Monday, July 11, 2016

Adding a Story to a Presentation

A single idea is powerful as Duarte (2010) discussed in her presentation. She believes a presentation has the power to change the world when you communicate effectively through them (Duarte, 2010, 02:16). Thousands of years we are told stories, like Duarte (2010) story is ingested and recalled, get a physical react, however, when a presentation is told then it completely flatlines (03:30) and she explored the reason why. 

She touched some of her findings and quickly jumped on concluding her findings by saying Duarte (2010) the “audience is the hero of your idea”(04:32) and that you are the mentor which is the role of a presenter. The structure has three parts, Duarte (2010), likable hero who has a desire, encounter a roadblock, and emerge transformed (05:23). Then explained the five parts structure, exposition, rising action, climax, family action and unraveling or resolution (Duarte, 2010, 05:35). I recall back in grammar class, talking about the climax of a story. The structure she found to establish what it is and compare it to the future, making the gap as big as possible. Most of us, in my experience at work make that comparison due to problems encountered now explaining what it would be like in the future. For example, during attending a family reunion event, a website was presented, and the idea pitched to submit family photos to make a tree prior to the next reunion in 2 years. After a collage of previous photos were submitted, I was eager to become a part of organizing photos to submit, especially after creating an account earlier this year on ancestry.com. I shared this idea among friends and family but was hoping for a moment for it to matter and now through a presentation from other family members seems like, we all are on the same page. The more we know about one another the closer we can grow to learn and share what’s going. 

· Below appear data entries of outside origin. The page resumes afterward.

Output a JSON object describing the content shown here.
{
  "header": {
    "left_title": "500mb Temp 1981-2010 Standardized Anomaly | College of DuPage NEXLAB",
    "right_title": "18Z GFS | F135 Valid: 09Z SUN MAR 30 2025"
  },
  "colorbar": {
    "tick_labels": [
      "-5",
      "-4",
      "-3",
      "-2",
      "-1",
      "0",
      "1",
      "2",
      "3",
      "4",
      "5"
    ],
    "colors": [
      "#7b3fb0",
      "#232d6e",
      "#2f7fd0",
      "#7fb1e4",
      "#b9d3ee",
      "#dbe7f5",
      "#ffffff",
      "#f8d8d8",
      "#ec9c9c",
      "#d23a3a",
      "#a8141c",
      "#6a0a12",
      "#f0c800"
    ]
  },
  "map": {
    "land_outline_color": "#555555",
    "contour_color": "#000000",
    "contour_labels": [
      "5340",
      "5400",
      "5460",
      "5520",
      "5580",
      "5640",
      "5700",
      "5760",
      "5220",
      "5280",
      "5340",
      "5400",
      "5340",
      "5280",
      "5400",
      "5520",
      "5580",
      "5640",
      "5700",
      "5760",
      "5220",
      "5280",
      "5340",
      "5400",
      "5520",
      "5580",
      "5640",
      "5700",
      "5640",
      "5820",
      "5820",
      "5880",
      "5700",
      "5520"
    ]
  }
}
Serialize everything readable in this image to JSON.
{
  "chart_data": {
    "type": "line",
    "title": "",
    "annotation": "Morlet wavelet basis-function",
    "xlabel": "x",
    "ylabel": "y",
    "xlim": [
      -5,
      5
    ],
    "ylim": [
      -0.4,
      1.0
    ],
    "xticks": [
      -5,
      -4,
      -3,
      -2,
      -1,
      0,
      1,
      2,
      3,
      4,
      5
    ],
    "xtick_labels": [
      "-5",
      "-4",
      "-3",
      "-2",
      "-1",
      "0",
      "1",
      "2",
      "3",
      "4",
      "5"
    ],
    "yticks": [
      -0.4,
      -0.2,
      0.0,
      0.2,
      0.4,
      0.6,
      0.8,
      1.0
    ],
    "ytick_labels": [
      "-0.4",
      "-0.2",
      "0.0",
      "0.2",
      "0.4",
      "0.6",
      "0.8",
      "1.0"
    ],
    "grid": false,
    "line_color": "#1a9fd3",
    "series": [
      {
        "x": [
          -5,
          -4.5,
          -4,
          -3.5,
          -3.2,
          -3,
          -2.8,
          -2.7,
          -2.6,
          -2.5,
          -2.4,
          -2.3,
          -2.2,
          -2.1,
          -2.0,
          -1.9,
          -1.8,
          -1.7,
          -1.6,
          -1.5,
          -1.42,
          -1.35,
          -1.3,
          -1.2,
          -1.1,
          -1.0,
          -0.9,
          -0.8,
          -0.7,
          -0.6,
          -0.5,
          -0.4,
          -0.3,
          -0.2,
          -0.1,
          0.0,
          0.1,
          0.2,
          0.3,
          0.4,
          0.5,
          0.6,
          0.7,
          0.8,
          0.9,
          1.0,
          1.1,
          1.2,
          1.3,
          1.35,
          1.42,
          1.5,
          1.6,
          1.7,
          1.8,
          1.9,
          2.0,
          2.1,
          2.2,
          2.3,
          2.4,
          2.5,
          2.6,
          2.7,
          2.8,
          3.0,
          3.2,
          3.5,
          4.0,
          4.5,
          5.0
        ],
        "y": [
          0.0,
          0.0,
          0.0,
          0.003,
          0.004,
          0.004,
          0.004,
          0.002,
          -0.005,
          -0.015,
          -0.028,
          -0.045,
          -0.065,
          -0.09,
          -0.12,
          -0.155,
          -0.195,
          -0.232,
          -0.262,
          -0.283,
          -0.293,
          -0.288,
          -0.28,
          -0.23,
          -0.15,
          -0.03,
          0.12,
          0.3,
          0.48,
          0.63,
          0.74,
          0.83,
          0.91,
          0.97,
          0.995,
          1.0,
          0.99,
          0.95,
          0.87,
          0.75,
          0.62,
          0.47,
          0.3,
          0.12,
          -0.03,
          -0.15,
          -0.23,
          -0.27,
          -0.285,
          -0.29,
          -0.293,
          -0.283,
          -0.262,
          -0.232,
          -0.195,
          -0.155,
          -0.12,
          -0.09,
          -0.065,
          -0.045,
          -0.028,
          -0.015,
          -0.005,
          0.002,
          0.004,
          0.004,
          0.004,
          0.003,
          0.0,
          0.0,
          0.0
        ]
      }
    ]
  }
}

The middle of the structure goes back and forth, making the current situation unappealing to what the future could be. I would apply this by speaking to various family members having a goal every 3 months to complete one family at a time. I already started calling members not at the family reunion to give them the website to upload photos. I imagine having the oldest member of the family, magnifying their family then magnifying even more to the branches of their family. I envision a tree would come up behind the family photo, or structuring and hanging from the tree would be names. The design of course would have to be agreed on between those helping to create it but, my idea would be to have names added to the pictures through animation or changing the image. 

Adding variety to a presentation engages the audience, laughing and agreeing. I will try and do this more with training at work, getting more buy in from my peers after having a clear idea for clear execution. For example, the next training I would like to have is about Reports. Simple enough, reporting for what is something I plan to figure out in the next day or two. 
Modeling for the audience to get what the presenter whats to feel is is good technique and insert a story when something unexpected happens. Repetition is good and using metaphor, like the bad check reference Dr. King used at the end Duarte (2010) of the what is and then cashed that check, comparing what currently is to what could be (13:53). Connecting and resonating with the audience are important, something Duarte (2010) did at the end telling her life story that we can change and create. I have so many ideas, and given the amount of time, there are no excuses not to share them or make them reality, unless I don’t want too.


TEDTalks: Nancy Duarte--The danger of a single story[Motion picture on Online Video]. (2010). TED.